Xipeng Lin,Shanshi Huang,Hongwu Jiang
2024-09-28
Abstract:The 3D point cloud perception has emerged as a fundamental role for a wide range of applications. In particular, with the rapid development of neural networks, the voxel-based networks attract great attention due to their excellent performance. Various accelerator designs have been proposed to improve the hardware performance of voxel-based networks, especially to speed up the map search process. However, several challenges still exist including: (1) massive off-chip data access volume caused by map search operations, notably for high resolution and dense distribution cases, (2) frequent data movement for data-intensive convolution operations, (3) imbalanced workload caused by irregular sparsity of point data. To address the above challenges, we propose Voxel-CIM, an efficient Compute-in-Memory based accelerator for voxel-based neural network processing. To reduce off-chip memory access for map search, a depth-encoding-based output major search approach is introduced to maximize data reuse, achieving stable $O(N)$-level data access volume in various situations. Voxel-CIM also employs the in-memory computing paradigm and designs innovative weight mapping strategies to efficiently process Sparse 3D convolutions and 2D convolutions. Implemented on 22 nm technology and evaluated on representative benchmarks, the Voxel-CIM achieves averagely 4.5~7.0$\times$ higher energy efficiency (10.8 TOPS/w), and 2.4~5.4$\times$ speed up in detection task and 1.2~8.1$\times$ speed up in segmentation task compared to the state-of-the-art point cloud accelerators and powerful GPUs.
Hardware Architecture
What problem does this paper attempt to address?
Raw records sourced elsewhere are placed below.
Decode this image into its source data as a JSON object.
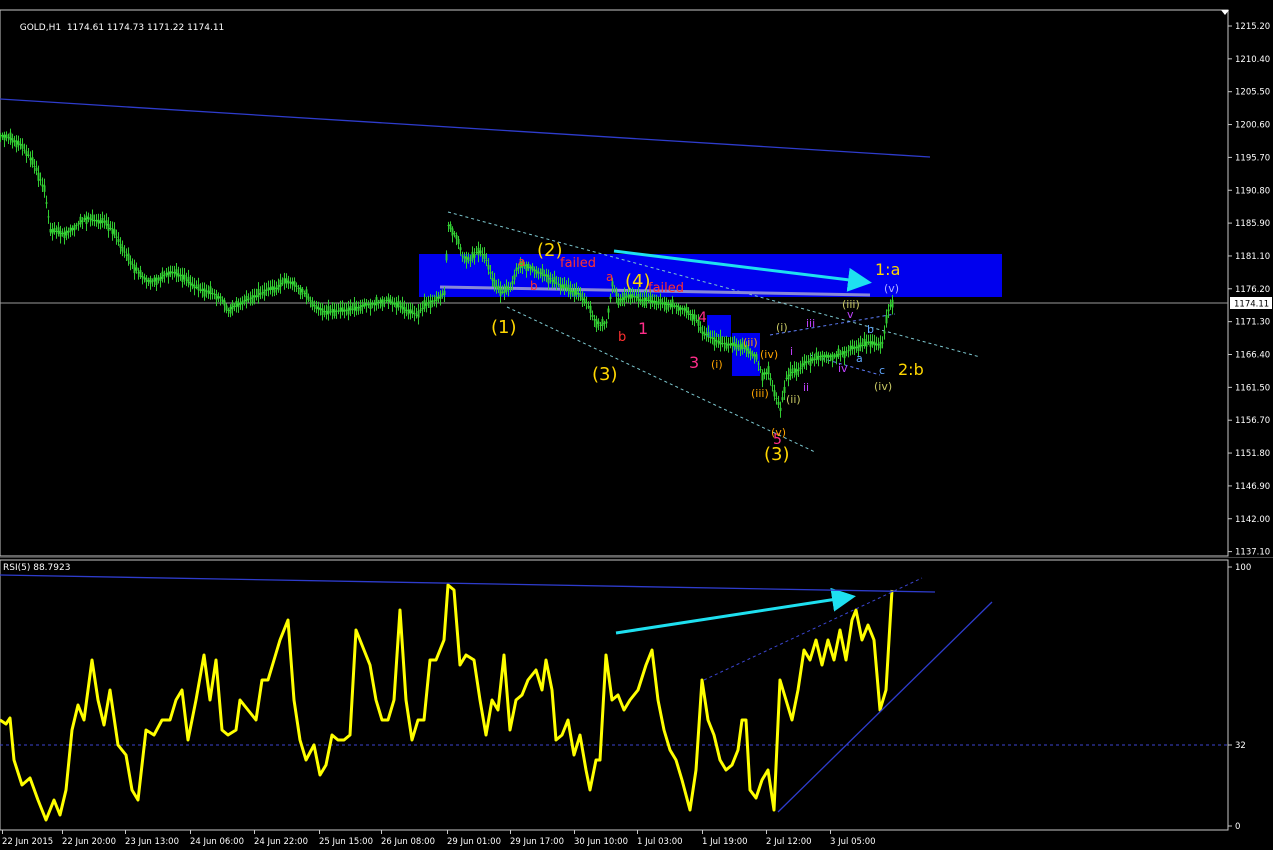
{
  "header": {
    "symbol": "GOLD,H1",
    "ohlc": "1174.61 1174.73 1171.22 1174.11",
    "menu_icon": "triangle-down-icon"
  },
  "rsi_header": "RSI(5) 88.7923",
  "price_axis": {
    "ticks": [
      "1215.20",
      "1210.40",
      "1205.50",
      "1200.60",
      "1195.70",
      "1190.80",
      "1185.90",
      "1181.10",
      "1176.20",
      "1171.30",
      "1166.40",
      "1161.50",
      "1156.70",
      "1151.80",
      "1146.90",
      "1142.00",
      "1137.10"
    ],
    "current_price": "1174.11"
  },
  "rsi_axis": {
    "ticks": [
      "100",
      "32",
      "0"
    ]
  },
  "time_axis": {
    "ticks": [
      "22 Jun 2015",
      "22 Jun 20:00",
      "23 Jun 13:00",
      "24 Jun 06:00",
      "24 Jun 22:00",
      "25 Jun 15:00",
      "26 Jun 08:00",
      "29 Jun 01:00",
      "29 Jun 17:00",
      "30 Jun 10:00",
      "1 Jul 03:00",
      "1 Jul 19:00",
      "2 Jul 12:00",
      "3 Jul 05:00"
    ]
  },
  "wave_labels": {
    "yellow_2": "(2)",
    "yellow_1": "(1)",
    "yellow_3a": "(3)",
    "yellow_4": "(4)",
    "yellow_3b": "(3)",
    "yellow_1a": "1:a",
    "yellow_2b": "2:b",
    "red_failed1": "failed",
    "red_failed2": "failed",
    "red_a1": "a",
    "red_b1": "b",
    "red_a2": "a",
    "red_b2": "b",
    "mag_1": "1",
    "mag_3": "3",
    "mag_4": "4",
    "mag_5": "5",
    "or_i": "(i)",
    "or_ii": "(ii)",
    "or_iii": "(iii)",
    "or_iv": "(iv)",
    "or_v": "(v)",
    "g_i": "(i)",
    "g_ii": "(ii)",
    "g_iii": "(iii)",
    "g_iv": "(iv)",
    "g_v": "(v)",
    "p_i": "i",
    "p_ii": "ii",
    "p_iii": "iii",
    "p_iv": "iv",
    "p_v": "v",
    "b_a": "a",
    "b_b": "b",
    "b_c": "c"
  },
  "colors": {
    "candle": "#32cd32",
    "rsi_line": "#ffff00",
    "arrow": "#1ee0f0",
    "zone": "#0000ee",
    "trendline": "#2e3ccc",
    "grey_line": "#7a7ad0",
    "wave_yellow": "#ffd700",
    "wave_red": "#ff3030",
    "wave_magenta": "#ff2d8a",
    "wave_orange": "#ffa500",
    "wave_olive": "#c8c864",
    "wave_purple": "#c040ff",
    "wave_blue": "#60a8ff"
  }
}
The main problem this paper attempts to address is improving the performance of voxel-based point cloud neural networks on hardware accelerators. Specifically, the paper proposes solutions to the following three major challenges: 1. **Large off-chip data access**: - **Mapping operations lead to large off-chip data access**: Before performing sparse convolution, it is necessary to construct input-output mapping tables (IN-OUT maps), which usually results in a large amount of off-chip data access, especially in high-resolution and densely distributed scenarios. - **Frequent data transfers**: In traditional von Neumann architecture, due to the "memory wall" problem, the large amount of data movement between computing units and storage units limits the processing speed of neural networks. 2. **Unbalanced workload**: - **Irregular sparsity of point cloud data**: Due to the randomness and uneven distribution of point cloud data, each weight corresponds to a different number of input-output pairs, leading to an unbalanced computational workload. The workload of central weights is usually higher, while the workload of edge weights is lower, resulting in low utilization of computational resources. To address these challenges, the paper proposes Voxel-CIM, an efficient accelerator based on Compute-in-Memory (CIM). Its main contributions include: - **Reducing off-chip data access**: Introducing a new search scheme called Depth-encoding-based Output Major Search (DOMS), which achieves stable \(O(N)\) level off-chip memory access by maximizing data reuse. - **Designing CIM processing units and their weight mapping strategy**: Supporting efficient sparse 3D convolution (Spconv3D) and 2D convolution (Conv2D) computations, and proposing a Weight Workload Balanced (W2B) method to address workload mismatch issues. - **Performance evaluation**: Conducting comprehensive performance evaluations on detection and segmentation benchmarks, showing that Voxel-CIM improves energy efficiency by an average of 4.5~7.0 times (10.8 TOPS/W) compared to state-of-the-art point cloud accelerators and powerful GPUs, accelerates detection tasks by 2.4~5.4 times, and accelerates segmentation tasks by 1.2~8.1 times. In summary, this paper effectively addresses the key issues of hardware acceleration for voxel-based point cloud neural networks through innovative search methods and CIM architecture, significantly improving performance and energy efficiency.